Fatigue resistance Tested according to JIS K 6375 test conditions, impact pressure 1
After addition of 50,000 times, no abnormality was indicated by ◯, and peeling of the outer surface layer was indicated by x.

[0017]

As can be seen from Table 2 and FIG. 5, the high pressure hoses (Examples 1 to 4) in which the outer surface layer was directly molded by extruding the resin under the condition that the melt viscosity at the time of coating was 4000 poise or less were Despite the fact that it can be manufactured continuously without using a chemical agent, it shows the same performance as a high-pressure hose (Comparative Example 3) manufactured using a conventional adhesive,
It could be put to practical use.

On the other hand, the melt viscosity at the time of coating is 4000 poise.
The high-pressure hoses (Comparative Examples 1 and 2) in which the resin is extruded under the condition of exceeding (Comparative Examples 1 and 2) are inferior in fatigue resistance and bending resistance to the conventional high-pressure hoses, It was not suitable for practical use.

[0020]

As described above, according to the present invention, there is provided a hose manufacturing method in which an outer surface layer made of a thermoplastic resin is laminated outside a fiber reinforced layer having an inner surface layer made of a thermoplastic resin laminated therein. When laminating the outer surface layer of the thermoplastic resin, a melt viscosity of 400 is applied to the surface of the fiber reinforced layer.
Since the molten thermoplastic resin of 0 poise or less is directly coated and molded, the reinforcing layer and the outer surface layer can be firmly bonded without using an adhesive, so that the hose can be used on a series of production lines. It can be manufactured continuously. By enabling continuous production in this way, work-in-progress products are reduced, storage space is not required, and manufacturing costs can be reduced.
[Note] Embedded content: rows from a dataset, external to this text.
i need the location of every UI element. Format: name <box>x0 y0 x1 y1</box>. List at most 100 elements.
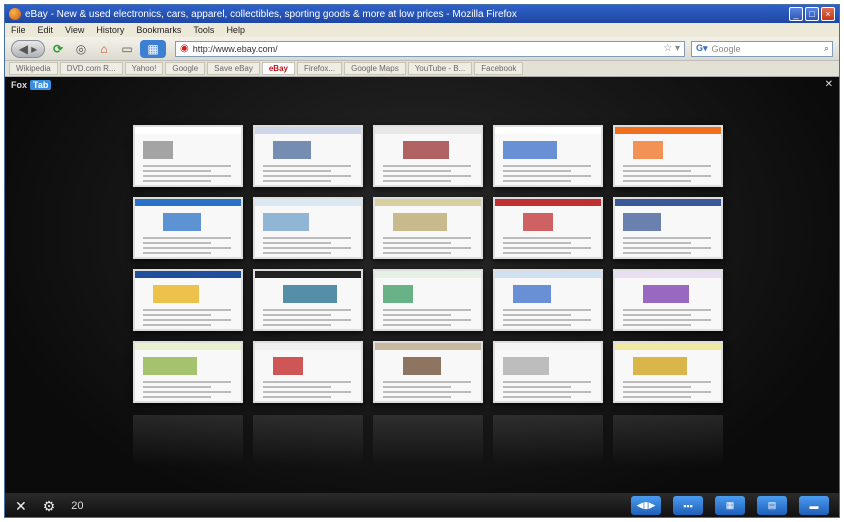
thumbnail-header <box>375 199 481 206</box>
tab-1[interactable]: DVD.com R... <box>59 62 123 75</box>
new-window-icon[interactable]: ▭ <box>117 40 137 58</box>
tab-thumbnail-youtube[interactable] <box>253 341 363 403</box>
tab-thumbnail-forum[interactable] <box>373 269 483 331</box>
tab-strip: Wikipedia DVD.com R... Yahoo! Google Save eB… <box>5 61 839 77</box>
thumbnail-text-line <box>143 391 231 393</box>
reload-icon[interactable]: ⟳ <box>48 40 68 58</box>
tab-8[interactable]: YouTube - B... <box>407 62 473 75</box>
thumbnail-text-line <box>623 180 691 182</box>
foxtab-bottom-bar: ✕ ⚙ 20 ◀▮▶ ▪▪▪ ▦ ▤ ▬ <box>5 493 839 517</box>
foxtab-name: Fox <box>11 80 28 90</box>
minimize-button[interactable]: _ <box>789 7 803 21</box>
tab-0[interactable]: Wikipedia <box>9 62 58 75</box>
tab-6[interactable]: Firefox... <box>296 62 343 75</box>
menu-tools[interactable]: Tools <box>193 25 214 35</box>
tab-thumbnail-map-site[interactable] <box>253 197 363 259</box>
thumbnail-text-line <box>383 324 451 326</box>
thumbnail-text-line <box>623 391 711 393</box>
tab-thumbnail-store[interactable] <box>133 341 243 403</box>
thumbnail-text-line <box>263 247 351 249</box>
thumbnail-text-line <box>143 396 211 398</box>
tab-thumbnail-wikipedia[interactable] <box>133 125 243 187</box>
maximize-button[interactable]: □ <box>805 7 819 21</box>
thumbnail-header <box>495 343 601 350</box>
menu-view[interactable]: View <box>65 25 84 35</box>
thumbnail-text-line <box>623 319 711 321</box>
layout-3d-grid-button[interactable]: ▤ <box>757 496 787 515</box>
layout-wall-button[interactable]: ▪▪▪ <box>673 496 703 515</box>
thumbnail-content-block <box>153 285 199 303</box>
tab-3[interactable]: Google <box>165 62 206 75</box>
menu-help[interactable]: Help <box>226 25 245 35</box>
thumbnail-text-line <box>383 165 471 167</box>
thumbnail-header <box>135 127 241 134</box>
layout-grid-button[interactable]: ▦ <box>715 496 745 515</box>
thumbnail-text-line <box>143 381 231 383</box>
tab-9[interactable]: Facebook <box>474 62 524 75</box>
back-forward-button[interactable]: ◀ ▸ <box>11 39 45 58</box>
reflection-tile <box>373 415 483 467</box>
reflection-tile <box>493 415 603 467</box>
thumbnail-text-line <box>503 324 571 326</box>
tab-5[interactable]: eBay <box>261 62 295 75</box>
tab-thumbnail-windows[interactable] <box>133 197 243 259</box>
thumbnail-text-line <box>263 180 331 182</box>
tab-thumbnail-grid <box>133 125 723 403</box>
tab-thumbnail-dvd[interactable] <box>613 341 723 403</box>
thumbnail-header <box>135 343 241 350</box>
tab-2[interactable]: Yahoo! <box>124 62 164 75</box>
fullscreen-icon[interactable]: ✕ <box>15 498 27 515</box>
tab-thumbnail-blog[interactable] <box>373 125 483 187</box>
thumbnail-text-line <box>143 170 211 172</box>
tab-thumbnail-maps[interactable] <box>373 197 483 259</box>
thumbnail-text-line <box>503 237 591 239</box>
menu-edit[interactable]: Edit <box>38 25 54 35</box>
thumbnail-content-block <box>393 213 447 231</box>
thumbnail-text-line <box>383 391 471 393</box>
tab-thumbnail-facebook[interactable] <box>613 197 723 259</box>
tab-thumbnail-media[interactable] <box>253 269 363 331</box>
thumbnail-text-line <box>623 396 691 398</box>
stop-icon[interactable]: ◎ <box>71 40 91 58</box>
title-bar: eBay - New & used electronics, cars, app… <box>5 5 839 23</box>
thumbnail-content-block <box>163 213 201 231</box>
menu-bar: File Edit View History Bookmarks Tools H… <box>5 23 839 37</box>
thumbnail-text-line <box>263 391 351 393</box>
search-input[interactable]: G▾ Google ⌕ <box>691 40 833 57</box>
tab-thumbnail-login[interactable] <box>493 341 603 403</box>
tab-thumbnail-shop[interactable] <box>493 197 603 259</box>
menu-file[interactable]: File <box>11 25 26 35</box>
thumbnail-content-block <box>263 213 309 231</box>
tab-thumbnail-news[interactable] <box>253 125 363 187</box>
close-foxtab-icon[interactable]: ✕ <box>825 79 833 90</box>
thumbnail-text-line <box>143 165 231 167</box>
thumbnail-text-line <box>623 170 691 172</box>
thumbnail-text-line <box>383 386 451 388</box>
menu-bookmarks[interactable]: Bookmarks <box>136 25 181 35</box>
thumbnail-text-line <box>623 237 711 239</box>
tab-thumbnail-firefox[interactable] <box>613 125 723 187</box>
address-bar[interactable]: ◉ http://www.ebay.com/ ☆ ▾ <box>175 40 685 57</box>
thumbnail-text-line <box>143 237 231 239</box>
thumbnail-text-line <box>143 180 211 182</box>
reflection-tile <box>133 415 243 467</box>
google-icon[interactable]: G▾ <box>696 43 708 54</box>
tab-thumbnail-google[interactable] <box>493 125 603 187</box>
menu-history[interactable]: History <box>96 25 124 35</box>
tab-thumbnail-portal[interactable] <box>493 269 603 331</box>
tab-7[interactable]: Google Maps <box>344 62 406 75</box>
tab-thumbnail-yahoo[interactable] <box>613 269 723 331</box>
gear-icon[interactable]: ⚙ <box>43 498 56 515</box>
thumbnail-text-line <box>623 381 711 383</box>
close-button[interactable]: × <box>821 7 835 21</box>
tab-thumbnail-ebay[interactable] <box>133 269 243 331</box>
bookmark-star-icon[interactable]: ☆ ▾ <box>663 43 680 54</box>
tab-4[interactable]: Save eBay <box>207 62 260 75</box>
tab-thumbnail-photo[interactable] <box>373 341 483 403</box>
layout-carousel-button[interactable]: ◀▮▶ <box>631 496 661 515</box>
home-icon[interactable]: ⌂ <box>94 40 114 58</box>
foxtab-toolbar-button[interactable]: ▦ <box>140 39 166 58</box>
search-icon[interactable]: ⌕ <box>824 43 829 54</box>
thumbnail-header <box>615 127 721 134</box>
layout-stack-button[interactable]: ▬ <box>799 496 829 515</box>
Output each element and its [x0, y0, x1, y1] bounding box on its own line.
[Brief description of drawings]

FIG. 1 is a perspective view showing a hose molding manufactured by the method of the present invention.

FIG. 2 is a front view showing a hose manufacturing apparatus according to an embodiment of the present invention.
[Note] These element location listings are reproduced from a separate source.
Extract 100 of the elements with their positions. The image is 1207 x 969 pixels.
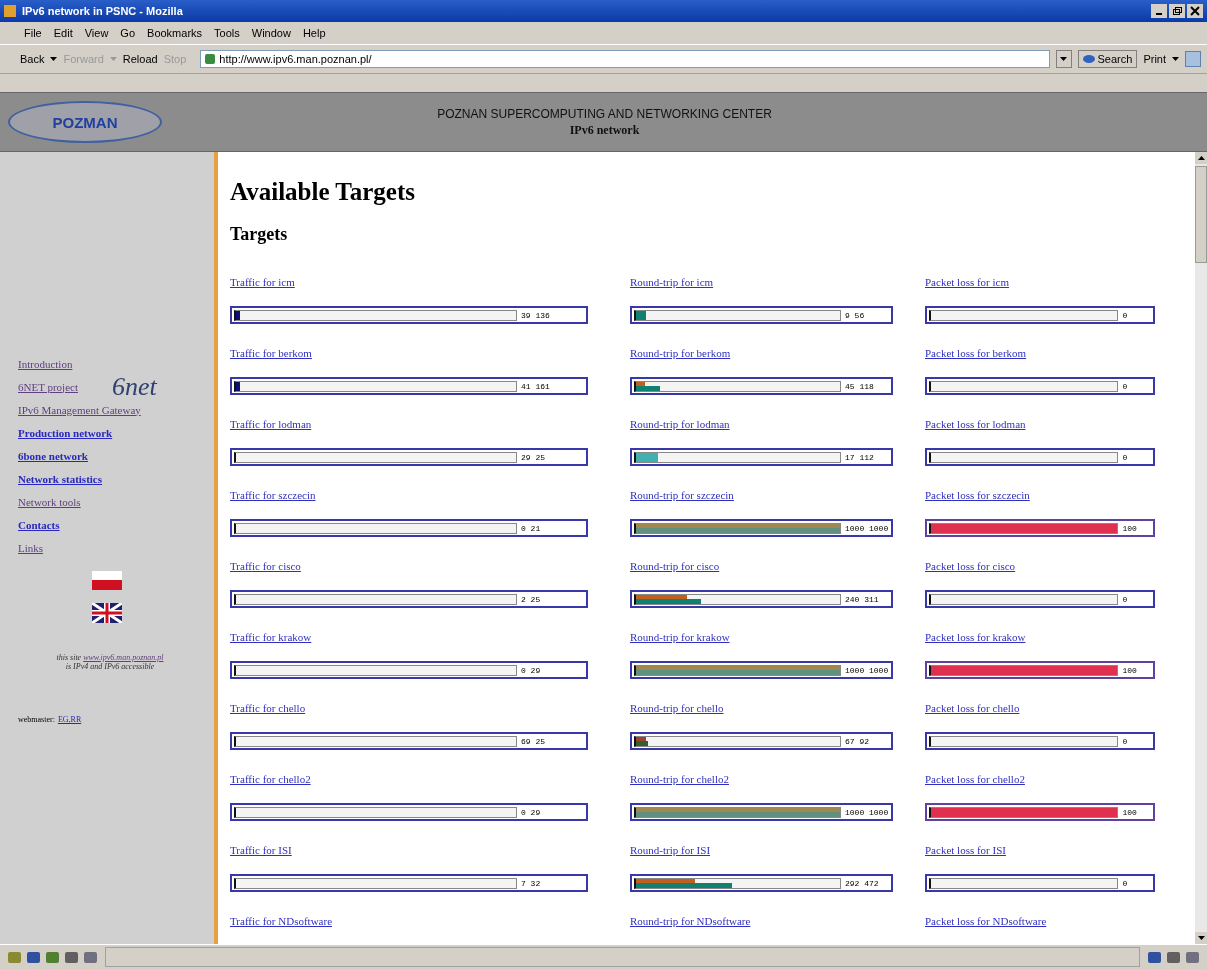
- target-link[interactable]: Packet loss for chello2: [925, 773, 1195, 787]
- meter-reading: 1000 1000: [845, 665, 889, 675]
- meter-reading: 9 56: [845, 310, 865, 320]
- dropdown-button[interactable]: [1055, 50, 1072, 68]
- target-link[interactable]: Round-trip for ISI: [630, 844, 925, 858]
- menu-item[interactable]: Tools: [214, 27, 240, 39]
- flag-icon: [92, 571, 122, 591]
- target-link[interactable]: Round-trip for lodman: [630, 418, 925, 432]
- meter-reading: 17 112: [845, 452, 874, 462]
- meter-reading: 7 32: [521, 878, 541, 888]
- target-link[interactable]: Packet loss for cisco: [925, 560, 1195, 574]
- sidebar-link[interactable]: IPv6 Management Gateway: [18, 403, 141, 416]
- target-link[interactable]: Traffic for lodman: [230, 418, 630, 432]
- site-note: this site www.ipv6.man.poznan.pl is IPv4 and IPv6 accessible: [55, 653, 165, 671]
- menu-item[interactable]: File: [24, 27, 42, 39]
- menu-item[interactable]: Edit: [53, 27, 73, 39]
- menu-item[interactable]: Bookmarks: [147, 27, 203, 39]
- meter-reading: 45 118: [845, 381, 874, 391]
- menu-item[interactable]: Go: [120, 27, 136, 39]
- page-title: Available Targets: [230, 178, 416, 206]
- webmaster-link[interactable]: EG,RR: [57, 715, 82, 724]
- down-arrow-icon: [1197, 936, 1205, 940]
- target-link[interactable]: Packet loss for chello: [925, 702, 1195, 716]
- meter-reading: 0: [1122, 878, 1128, 888]
- target-link[interactable]: Packet loss for icm: [925, 276, 1195, 290]
- target-link[interactable]: Round-trip for icm: [630, 276, 925, 290]
- meter-reading: 0 29: [521, 665, 541, 675]
- header-title: POZNAN SUPERCOMPUTING AND NETWORKING CENTER: [436, 106, 773, 121]
- status-icon[interactable]: [27, 951, 40, 963]
- target-link[interactable]: Traffic for szczecin: [230, 489, 630, 503]
- target-link[interactable]: Traffic for cisco: [230, 560, 630, 574]
- print-button[interactable]: Print: [1143, 53, 1166, 65]
- target-link[interactable]: Traffic for chello: [230, 702, 630, 716]
- meter-reading: 69 25: [521, 736, 545, 746]
- meter-reading: 100: [1122, 807, 1137, 817]
- meter-reading: 67 92: [845, 736, 869, 746]
- sidebar-link[interactable]: Network tools: [18, 495, 81, 508]
- sidebar-link[interactable]: Introduction: [18, 357, 73, 370]
- status-icon[interactable]: [46, 951, 59, 963]
- restore-button[interactable]: [1169, 4, 1185, 18]
- site-link[interactable]: www.ipv6.man.poznan.pl: [83, 653, 164, 662]
- target-link[interactable]: Traffic for NDsoftware: [230, 915, 630, 929]
- target-link[interactable]: Packet loss for berkom: [925, 347, 1195, 361]
- dropdown-arrow-icon[interactable]: [50, 54, 58, 64]
- flag-icon: [92, 603, 122, 623]
- target-link[interactable]: Packet loss for lodman: [925, 418, 1195, 432]
- minimize-icon: [1156, 13, 1162, 15]
- meter-reading: 39 136: [521, 310, 550, 320]
- target-link[interactable]: Round-trip for krakow: [630, 631, 925, 645]
- sidebar-link[interactable]: Network statistics: [18, 472, 102, 485]
- close-icon: [1190, 6, 1200, 16]
- scroll-up-button[interactable]: [1195, 152, 1207, 164]
- close-button[interactable]: [1187, 4, 1203, 18]
- meter-reading: 0 21: [521, 523, 541, 533]
- scroll-down-button[interactable]: [1195, 932, 1207, 944]
- menu-item[interactable]: Help: [302, 27, 326, 39]
- sidebar-link[interactable]: 6bone network: [18, 449, 88, 462]
- target-link[interactable]: Round-trip for chello2: [630, 773, 925, 787]
- scrollbar[interactable]: [1195, 152, 1207, 944]
- target-link[interactable]: Packet loss for ISI: [925, 844, 1195, 858]
- target-link[interactable]: Traffic for berkom: [230, 347, 630, 361]
- status-icon[interactable]: [1186, 951, 1199, 963]
- scroll-thumb[interactable]: [1195, 166, 1207, 263]
- sidebar-link[interactable]: 6NET project: [18, 380, 78, 393]
- target-link[interactable]: Packet loss for krakow: [925, 631, 1195, 645]
- status-icon[interactable]: [1167, 951, 1180, 963]
- target-link[interactable]: Traffic for icm: [230, 276, 630, 290]
- status-icon[interactable]: [1148, 951, 1161, 963]
- menu-item[interactable]: Window: [251, 27, 291, 39]
- minimize-button[interactable]: [1151, 4, 1167, 18]
- meter-reading: 292 472: [845, 878, 879, 888]
- meter-reading: 1000 1000: [845, 807, 889, 817]
- sidebar-link[interactable]: Contacts: [18, 518, 60, 531]
- target-link[interactable]: Traffic for krakow: [230, 631, 630, 645]
- target-link[interactable]: Round-trip for cisco: [630, 560, 925, 574]
- toolbar-button[interactable]: Back: [20, 53, 45, 65]
- status-icon[interactable]: [84, 951, 97, 963]
- status-icon[interactable]: [65, 951, 78, 963]
- target-link[interactable]: Packet loss for szczecin: [925, 489, 1195, 503]
- meter-reading: 0: [1122, 381, 1128, 391]
- target-link[interactable]: Round-trip for szczecin: [630, 489, 925, 503]
- sidebar-link[interactable]: Production network: [18, 426, 113, 439]
- target-link[interactable]: Traffic for chello2: [230, 773, 630, 787]
- meter-reading: 29 25: [521, 452, 545, 462]
- meter-reading: 2 25: [521, 594, 541, 604]
- meter-reading: 41 161: [521, 381, 550, 391]
- target-link[interactable]: Round-trip for berkom: [630, 347, 925, 361]
- up-arrow-icon: [1197, 156, 1205, 160]
- caret-icon: [1060, 57, 1067, 61]
- target-link[interactable]: Traffic for ISI: [230, 844, 630, 858]
- target-link[interactable]: Round-trip for NDsoftware: [630, 915, 925, 929]
- toolbar-button[interactable]: Reload: [122, 53, 158, 65]
- sidebar-link[interactable]: Links: [18, 541, 44, 554]
- meter-reading: 0 29: [521, 807, 541, 817]
- dropdown-arrow-icon[interactable]: [1172, 54, 1179, 64]
- address-field[interactable]: http://www.ipv6.man.poznan.pl/: [200, 50, 1050, 68]
- search-button[interactable]: Search: [1077, 50, 1138, 68]
- target-link[interactable]: Packet loss for NDsoftware: [925, 915, 1195, 929]
- menu-item[interactable]: View: [84, 27, 109, 39]
- target-link[interactable]: Round-trip for chello: [630, 702, 925, 716]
FIG. 3 is a side view showing the resin extruder of FIG.

FIG. 4 is a perspective view showing a hose molding manufactured by a conventional method.

FIG. 5 is a diagram showing a relationship between a melt viscosity of an outer surface layer resin and an adhesive strength between a reinforcing layer and an outer surface layer.

[Explanation of sign]

 1 Hose Molded Product 10 Resin Extruder 2 Inner Surface Layer 13 Cooling Device 3 Reinforcing Layer 14 Pulling Machine 4 Adhesive Layer 15 Hopper 5 Outer Surface Layer

Claims (1)

[Claims] 1. A method for producing a hose, wherein an outer surface layer made of a thermoplastic resin is laminated on the outer side of a fiber reinforced layer having an inner surface layer made of a thermoplastic resin laminated on the inner side thereof. In the method for producing a hose, the surface of the fiber reinforced layer is directly coated with a molten thermoplastic resin having a melt viscosity of 4000 poise or less.